For conventional terrorists, acts of violence are the means through which a small organization lacking a grassroots constituency can exert broad political influence by employing the instrument of broad-based fear. Neoconservatives, on the other hand, while no greater in number than say the membership of al Qaeda, have much more direct access to the levers of political influence and thus have no need to employ the crude techniques of the average terrorist. Nevertheless, like every terrorist, they see fear as the indispensable tool for furthering their political aims.
Their latest campaign, aimed at stoking hysteria in the Islamophobic West, is what The Observer describes as:
… a series of piecemeal leaks from US officials that gave the impression of being co-ordinated, a narrative … laid out that combined nuclear skulduggery and the surviving members of the ‘axis of evil’: Iran, North Korea and Syria.

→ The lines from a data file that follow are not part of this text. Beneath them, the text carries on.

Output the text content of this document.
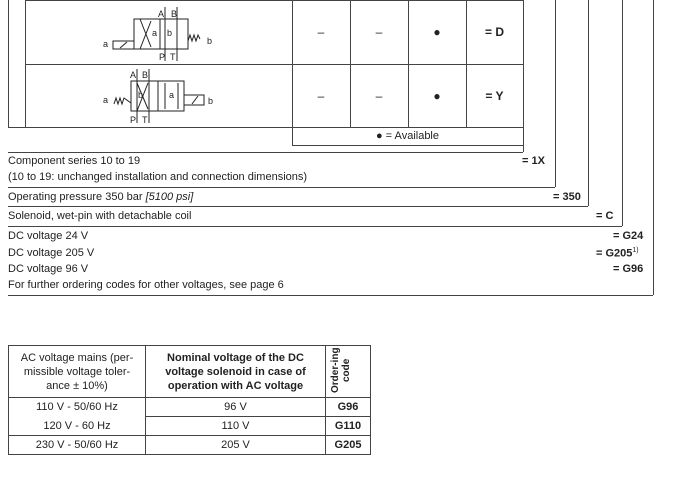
a	b
A B
P T
a b
a	b
A B
P T
b	a
–	–	●	= D
–	–	●	= Y
● = Available
Component series 10 to 19	= 1X
(10 to 19: unchanged installation and connection dimensions)
Operating pressure 350 bar [5100 psi]	= 350
Solenoid, wet-pin with detachable coil	= C
DC voltage 24 V	= G24
DC voltage 205 V	= $G205^{1)}$
DC voltage 96 V	= G96
For further ordering codes for other voltages, see page 6
AC voltage mains (per-missible voltage toler-ance ± 10%)	Nominal voltage of the DC voltage solenoid in case of operation with AC voltage	Order-ing code
110 V - 50/60 Hz	96 V	G96
120 V - 60 Hz	110 V	G110
230 V - 50/60 Hz	205 V	G205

Central to this narrative is an event wrapped in mystery: Israel’s strike on unknown targets in Syria and a “suspicious” North Korean freighter, Al Hamed, whereabouts unknown, cargo unknown, ownership unknown.

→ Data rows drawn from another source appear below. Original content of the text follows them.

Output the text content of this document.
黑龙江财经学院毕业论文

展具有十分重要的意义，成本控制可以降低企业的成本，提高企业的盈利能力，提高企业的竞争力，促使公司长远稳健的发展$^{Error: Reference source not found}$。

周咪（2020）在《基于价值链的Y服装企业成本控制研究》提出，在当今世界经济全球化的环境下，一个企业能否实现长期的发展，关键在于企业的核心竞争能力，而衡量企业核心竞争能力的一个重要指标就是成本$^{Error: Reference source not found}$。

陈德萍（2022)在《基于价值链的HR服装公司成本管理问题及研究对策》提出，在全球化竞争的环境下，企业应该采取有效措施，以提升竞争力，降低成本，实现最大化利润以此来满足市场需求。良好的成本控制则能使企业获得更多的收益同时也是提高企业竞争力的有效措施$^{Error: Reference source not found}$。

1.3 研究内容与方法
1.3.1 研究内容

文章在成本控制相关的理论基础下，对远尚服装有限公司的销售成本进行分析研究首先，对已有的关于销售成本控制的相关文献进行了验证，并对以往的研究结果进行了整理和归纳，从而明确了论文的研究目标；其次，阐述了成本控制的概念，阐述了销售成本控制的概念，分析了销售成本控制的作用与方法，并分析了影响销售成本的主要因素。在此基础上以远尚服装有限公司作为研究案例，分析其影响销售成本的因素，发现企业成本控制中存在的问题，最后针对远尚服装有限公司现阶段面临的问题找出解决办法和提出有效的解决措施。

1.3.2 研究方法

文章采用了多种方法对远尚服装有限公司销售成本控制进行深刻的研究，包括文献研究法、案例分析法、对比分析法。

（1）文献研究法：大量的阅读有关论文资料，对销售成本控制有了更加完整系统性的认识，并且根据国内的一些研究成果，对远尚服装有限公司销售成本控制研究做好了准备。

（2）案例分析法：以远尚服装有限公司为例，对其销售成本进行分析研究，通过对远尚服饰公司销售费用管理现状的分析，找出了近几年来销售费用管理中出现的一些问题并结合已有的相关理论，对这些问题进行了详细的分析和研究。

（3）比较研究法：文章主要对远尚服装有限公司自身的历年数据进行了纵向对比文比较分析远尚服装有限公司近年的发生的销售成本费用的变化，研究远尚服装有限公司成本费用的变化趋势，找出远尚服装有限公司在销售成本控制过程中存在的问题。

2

This is classic smoke and mirrors — there are no substantive allegations and thus nothing to refute. Everything is suggestive — suggestive of the possibility of a strike on Iran, or the outbreak of a long-feared war between Israel and Syria. Yet among the competing theories about what purpose lay behind Israel’s sudden strike — and one has to assume this occurred with Washington’s foreknowledge, consent and support — one detail provides a clear indication that whatever the physical target might have been, the target audience was not in Damascus. Dion Nissenbaum writes:
Hours before the Israeli strike, Prime Minister Ehud Olmert reportedly sent word to Syria that it had no hostile intentions. Syrian leaders complained bitterly this week that Olmert’s message was a diversion meant to get Syria to drop its guard before the strike.

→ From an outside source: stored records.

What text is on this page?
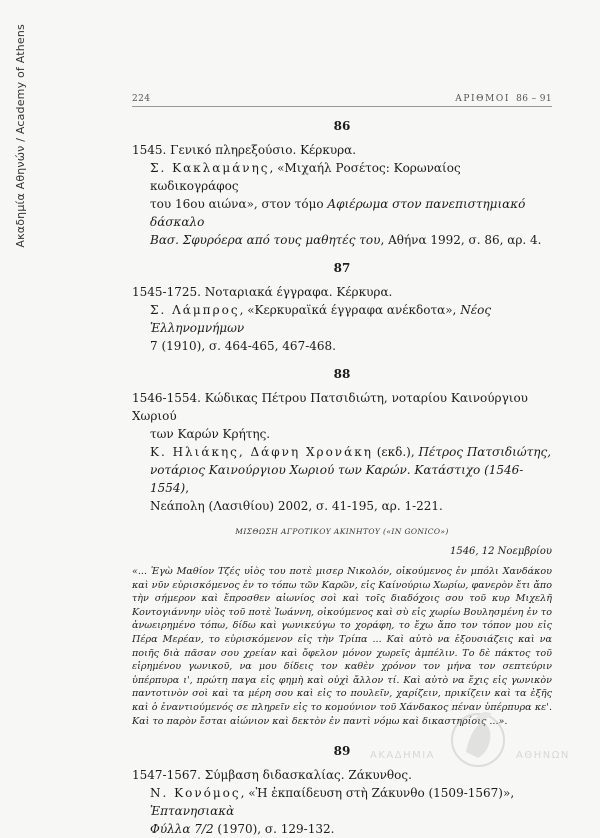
Ακαδημία Αθηνών / Academy of Athens	224	ΑΡΙΘΜΟΙ 86 – 91
86
1545. Γενικό πληρεξούσιο. Κέρκυρα.
Σ. Κακλαμάνης, «Μιχαήλ Ροσέτος: Κορωναίος κωδικογράφος
του 16ου αιώνα», στον τόμο Αφιέρωμα στον πανεπιστημιακό δάσκαλο
Βασ. Σφυρόερα από τους μαθητές του, Αθήνα 1992, σ. 86, αρ. 4.
87
1545-1725. Νοταριακά έγγραφα. Κέρκυρα.
Σ. Λάμπρος, «Κερκυραϊκά έγγραφα ανέκδοτα», Νέος Ἑλληνομνήμων
7 (1910), σ. 464-465, 467-468.
88
1546-1554. Κώδικας Πέτρου Πατσιδιώτη, νοταρίου Καινούργιου Χωριού
των Καρών Κρήτης.
Κ. Ηλιάκης, Δάφνη Χρονάκη (εκδ.), Πέτρος Πατσιδιώτης,
νοτάριος Καινούργιου Χωριού των Καρών. Κατάστιχο (1546-1554),
Νεάπολη (Λασιθίου) 2002, σ. 41-195, αρ. 1-221.
ΜΙΣΘΩΣΗ ΑΓΡΟΤΙΚΟΥ ΑΚΙΝΗΤΟΥ («IN GONICO»)
1546, 12 Νοεμβρίου
«... Ἐγὼ Μαθίον Τζές υἱὸς του ποτὲ μισερ Νικολόν, οἰκούμενος ἐν μπόλι Χανδάκου καὶ νῦν εὐρισκόμενος ἐν το τόπω τῶν Καρῶν, εἰς Καίνούριω Χωρίω, φανερὸν ἔτι ἄπο τὴν σήμερον καὶ ἔπροσθεν αἰωνίος σοὶ καὶ τοῖς διαδόχοις σου τοῦ κυρ Μιχελῆ Κοντογιάννην υἱὸς τοῦ ποτὲ Ἰωάννη, οἰκούμενος καὶ σὺ εἰς χωρίω Βουλησμένη ἐν το ἀνωειρημένο τόπω, δίδω καὶ γωνικεύγω το χοράφη, το ἔχω ἄπο τον τόπον μου εἰς Πέρα Μερέαν, το εὑρισκόμενον εἰς τὴν Τρίπα ... Καὶ αὐτὸ να ἐξουσιάζεις καὶ να ποιῆς διὰ πᾶσαν σου χρείαν καὶ ὄφελον μόνον χωρεῖς ἀμπέλιν. Το δὲ πάκτος τοῦ εἰρημένου γωνικοῦ, να μου δίδεις τον καθὲν χρόνον τον μήνα τον σεπτεύριν ὑπέρπυρα ι', πρώτη παγα εἰς φημὴ καὶ οὐχὶ ἄλλον τί. Καὶ αὐτὸ να ἔχις εἰς γωνικὸν παντοτινὸν σοὶ καὶ τα μέρη σου καὶ εἰς το πουλεῖν, χαρίζειν, πρικίζειν καὶ τα ἑξῆς καὶ ὁ ἐναντιούμενός σε πληρεῖν εἰς το κομούνιον τοῦ Χάνδακος πέναν ὑπέρπυρα κε'. Καὶ το παρὸν ἔσται αἰώνιον καὶ δεκτὸν ἐν παντὶ νόμω καὶ δικαστηρίοις ...».
89
1547-1567. Σύμβαση διδασκαλίας. Ζάκυνθος.
Ν. Κονόμος, «Ἡ ἐκπαίδευση στὴ Ζάκυνθο (1509-1567)», Ἑπτανησιακὰ
Φύλλα 7/2 (1970), σ. 129-132.
ΑΚΑΔΗΜΙΑ	ΑΘΗΝΩΝ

Syria’s leaders would of course bitterly complain — after all they were being treated like fools — yet what Olmert seems to have done was in effect to provide Syria with a heads up whose purpose was to make it clear that Israel had no intention of starting a war. A game was in play, Syria’s sovereignty would be treated with contempt — as it has so often been before — but the audience for this performance was located outside the region, in Washington, Europe, and at the UN. If Syria was to protest too loudly, it would compel itself to retaliate. In the interlude, a contrived silence keeps the peace, but at the same time the authors of this peace are framing it quite intently as a prelude to war.